[tor-talk] Private Exits

Dave Warren dw at thedave.ca
Fri Jul 10 02:50:19 UTC 2020


On Sun, Jun 28, 2020, at 23:49, mpan wrote:
> > The Tor network with Private Exits:
> > Alice uses Tor Browser to connect to myexit.onion.
> > Tor Browser connects to a guard note, then a middle node, then to
> > myexit.onion. myexit.onion provides a portal to the internet via a web
> > interface similar to a VNC session. myexit.onion is not recognized as a
> > Tor exit node and Alice can then go to mywebsite.com without any extra
> > harassment. […]
>  (If I understand that correctly)
> 
> 
>  If the “private exit node” belongs to Alice, then it is no longer
> anonymizing her. 

Correct. This is not the only reason to use tor.

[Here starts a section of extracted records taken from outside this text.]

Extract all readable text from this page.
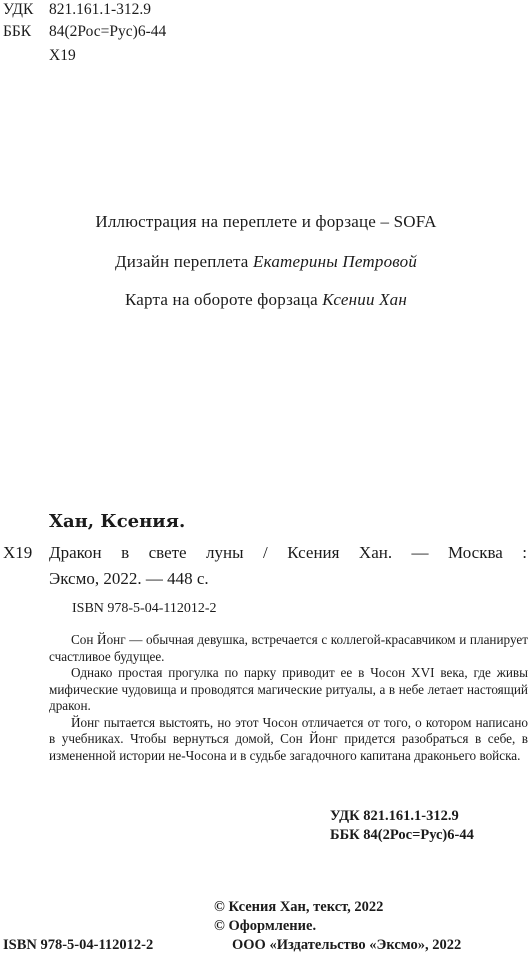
УДК 821.161.1-312.9
ББК 84(2Рос=Рус)6-44
Х19
Иллюстрация на переплете и форзаце – SOFA
Дизайн переплета Екатерины Петровой
Карта на обороте форзаца Ксении Хан
Хан, Ксения.
Х19 Дракон в свете луны / Ксения Хан. — Москва :
Эксмо, 2022. — 448 с.
ISBN 978-5-04-112012-2

Сон Йонг — обычная девушка, встречается с коллегой-красавчиком и планирует счастливое будущее.

Однако простая прогулка по парку приводит ее в Чосон XVI века, где живы мифические чудовища и проводятся магические ритуалы, а в небе летает настоящий дракон.

Йонг пытается выстоять, но этот Чосон отличается от того, о котором написано в учебниках. Чтобы вернуться домой, Сон Йонг придется разобраться в себе, в измененной истории не-Чосона и в судьбе загадочного капитана драконьего войска.

УДК 821.161.1-312.9
ББК 84(2Рос=Рус)6-44
© Ксения Хан, текст, 2022
© Оформление.
ООО «Издательство «Эксмо», 2022
ISBN 978-5-04-112012-2
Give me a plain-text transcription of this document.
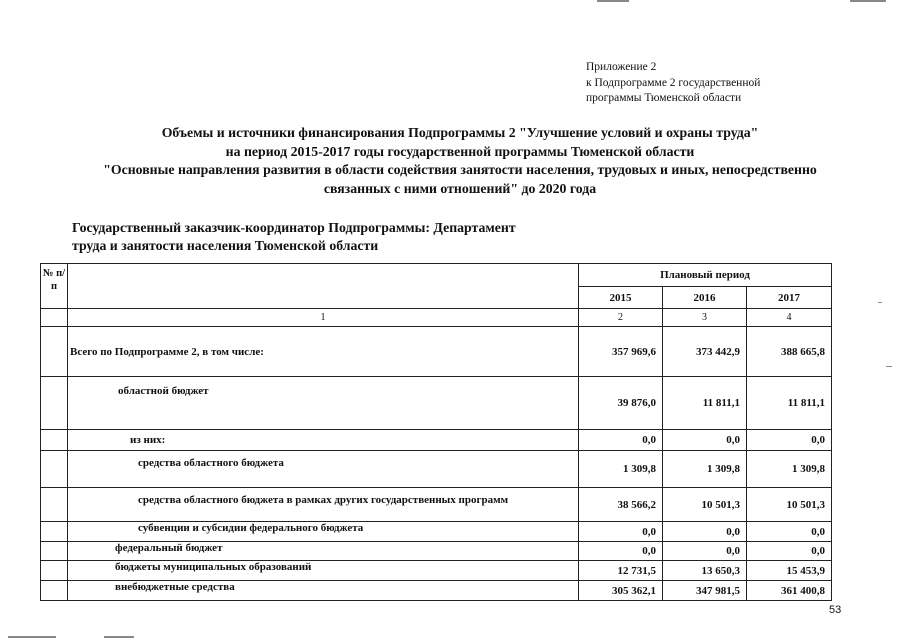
Приложение 2
к Подпрограмме 2 государственной
программы Тюменской области
Объемы и источники финансирования Подпрограммы 2 "Улучшение условий и охраны труда"
на период 2015-2017 годы государственной программы Тюменской области
"Основные направления развития в области содействия занятости населения, трудовых и иных, непосредственно
связанных с ними отношений" до 2020 года
Государственный заказчик-координатор Подпрограммы: Департамент
труда и занятости населения Тюменской области
№ п/п		Плановый период		
		2015	2016	2017
	1	2	3	4
	Всего по Подпрограмме 2, в том числе:	357 969,6	373 442,9	388 665,8
	областной бюджет	39 876,0	11 811,1	11 811,1
	из них:	0,0	0,0	0,0
	средства областного бюджета	1 309,8	1 309,8	1 309,8
	средства областного бюджета в рамках других государственных программ	38 566,2	10 501,3	10 501,3
	субвенции и субсидии федерального бюджета	0,0	0,0	0,0
	федеральный бюджет	0,0	0,0	0,0
	бюджеты муниципальных образований	12 731,5	13 650,3	15 453,9
	внебюджетные средства	305 362,1	347 981,5	361 400,8
53
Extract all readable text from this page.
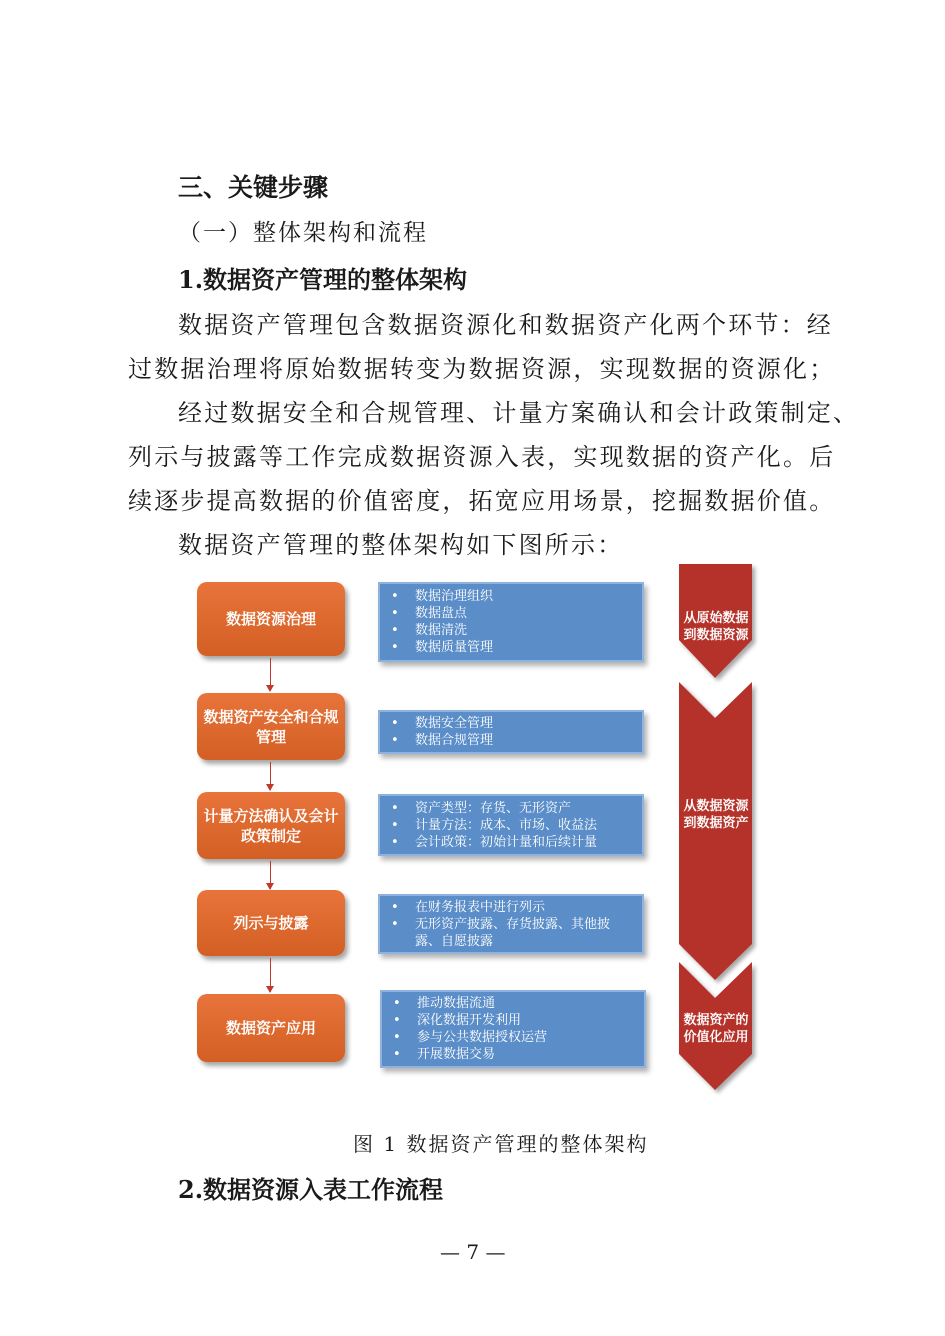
三、关键步骤
（一）整体架构和流程
1.数据资产管理的整体架构
数据资产管理包含数据资源化和数据资产化两个环节：经
过数据治理将原始数据转变为数据资源，实现数据的资源化；
经过数据安全和合规管理、计量方案确认和会计政策制定、
列示与披露等工作完成数据资源入表，实现数据的资产化。后
续逐步提高数据的价值密度，拓宽应用场景，挖掘数据价值。
数据资产管理的整体架构如下图所示：
从原始数据到数据资源
从数据资源到数据资产
数据资产的价值化应用
数据资源治理
• 数据治理组织
• 数据盘点
• 数据清洗
• 数据质量管理
数据资产安全和合规管理
• 数据安全管理
• 数据合规管理
计量方法确认及会计政策制定
• 资产类型：存货、无形资产
• 计量方法：成本、市场、收益法
• 会计政策：初始计量和后续计量
列示与披露
• 在财务报表中进行列示
• 无形资产披露、存货披露、其他披露、自愿披露
数据资产应用
• 推动数据流通
• 深化数据开发利用
• 参与公共数据授权运营
• 开展数据交易
图 1 数据资产管理的整体架构
2.数据资源入表工作流程
— 7 —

> It’s no different than Alice running a VPN service for
> herself, except it’s very convolutd and wastes resources on hopping
> through Tor for no gain. Similar story with multi-user tor relay from
> some company: the user are not anonymous to the provider, so any
> anonymization layer between them and the final relay is useless.

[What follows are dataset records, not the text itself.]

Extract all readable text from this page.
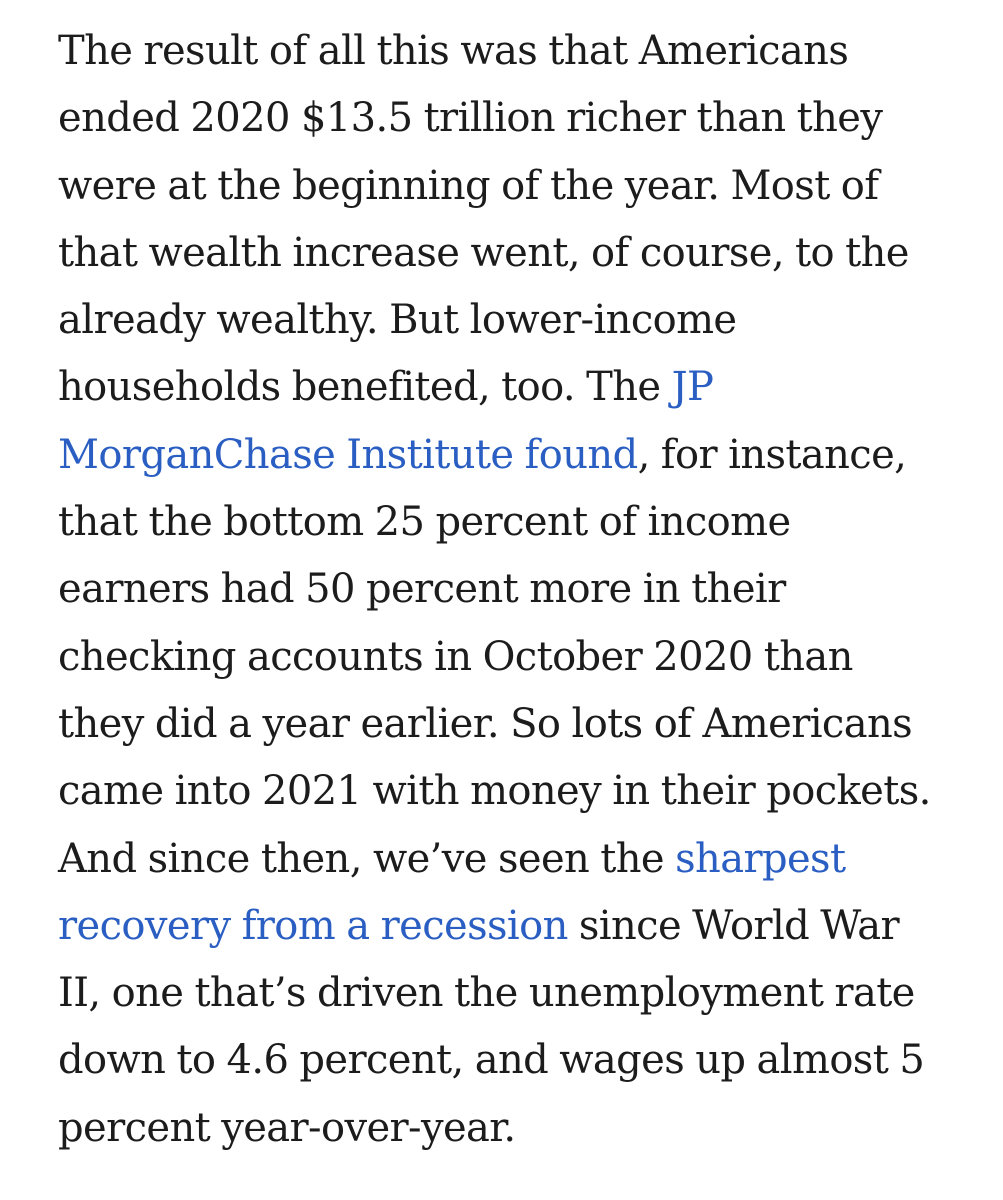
The result of all this was that Americans
ended 2020 $13.5 trillion richer than they
were at the beginning of the year. Most of
that wealth increase went, of course, to the
already wealthy. But lower-income
households benefited, too. The JP
MorganChase Institute found, for instance,
that the bottom 25 percent of income
earners had 50 percent more in their
checking accounts in October 2020 than
they did a year earlier. So lots of Americans
came into 2021 with money in their pockets.
And since then, we’ve seen the sharpest
recovery from a recession since World War
II, one that’s driven the unemployment rate
down to 4.6 percent, and wages up almost 5
percent year-over-year.
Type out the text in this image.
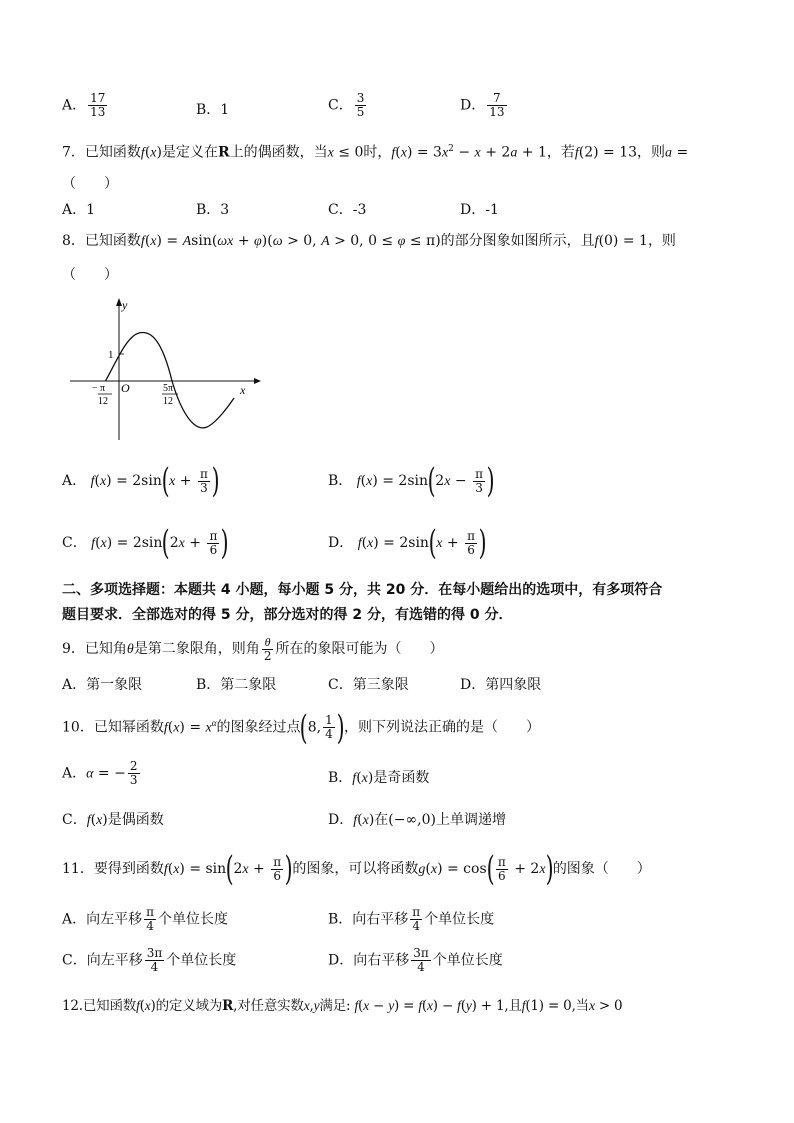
A． $\frac{17}{13}$	B．1	C． $\frac{3}{5}$	D． $\frac{7}{13}$
7．已知函数f(x)是定义在R上的偶函数，当x ≤ 0时，$f(x) = 3x^2 - x + 2a + 1$，若f(2) = 13，则a =
（　　）
A．1	B．3	C．-3	D．-1
8．已知函数f(x) = Asin(ωx + φ)(ω > 0, A > 0, 0 ≤ φ ≤ π)的部分图象如图所示，且f(0) = 1，则
（　　）
y
x
O
1
− π
12
5π
12
A． $f(x) = 2\sin(x + \frac{\pi}{3}$ )	B． $f(x) = 2\sin(2x - \frac{\pi}{3}$ )
C． $f(x) = 2\sin(2x + \frac{\pi}{6}$ )	D． $f(x) = 2\sin(x + \frac{\pi}{6}$ )
二、多项选择题：本题共 4 小题，每小题 5 分，共 20 分．在每小题给出的选项中，有多项符合
题目要求．全部选对的得 5 分，部分选对的得 2 分，有选错的得 0 分．
9．已知角θ是第二象限角，则角 $\frac{\theta}{2}$ 所在的象限可能为（　　）
A．第一象限	B．第二象限	C．第三象限	D．第四象限
10．已知幂函数$f(x) = x^\alpha$的图象经过点(8, $\frac{1}{4}$ )，则下列说法正确的是（　　）
A．α = − $\frac{2}{3}$	B．f(x)是奇函数
C．f(x)是偶函数	D．f(x)在(−∞,0)上单调递增
11．要得到函数$f(x) = \sin(2x + \frac{\pi}{6}$ )的图象，可以将函数$g(x) = \cos( \frac{\pi}{6} + 2x)$的图象（　　）
A．向左平移 $\frac{\pi}{4}$ 个单位长度	B．向右平移 $\frac{\pi}{4}$ 个单位长度
C．向左平移 $\frac{3\pi}{4}$ 个单位长度	D．向右平移 $\frac{3\pi}{4}$ 个单位长度
12.已知函数f(x)的定义域为R,对任意实数x,y满足: f(x − y) = f(x) − f(y) + 1,且f(1) = 0,当x > 0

There actually are some benefits. And of course, some costs/risks.

If I subscribe to a commercial VPN what are the odds that any other customer of that same VPN are using the same last-mile connectivity/wifi as myself? The situation gets worse if I connect to my corporate VPN service, or run my own VPN endpoint.

Unless there are any other users of the same VPN service, I can be tracked as I move between networks, even if I randomize my MAC address or use burner hardware.

Even if there are other users of that same VPN server, are they configured identically? Does the VPN protocol exchange credentials or certificates securely? Is there any other uniqueness in the initial VPN handshake? Has the VPN service modified their defaults over time, meaning that the date I downloaded my configuration file from the provider dictates my settings providing a further fingerprint? Is my VPN client version unique?

By routing the first hop through tor, I am not consistently connecting to one single endpoint, and I blend into the background with other tor users.


>  This idea is also usable right now without any changes to Tor. Alice
> may setup her own proxy and connect to it through Tor. But it offers no
> protection. 

If it were me, I think I would set up a tor hidden service and run a proxy on the .onion to complete the final connection to the internet, either as a proxy or a VPN endpoint.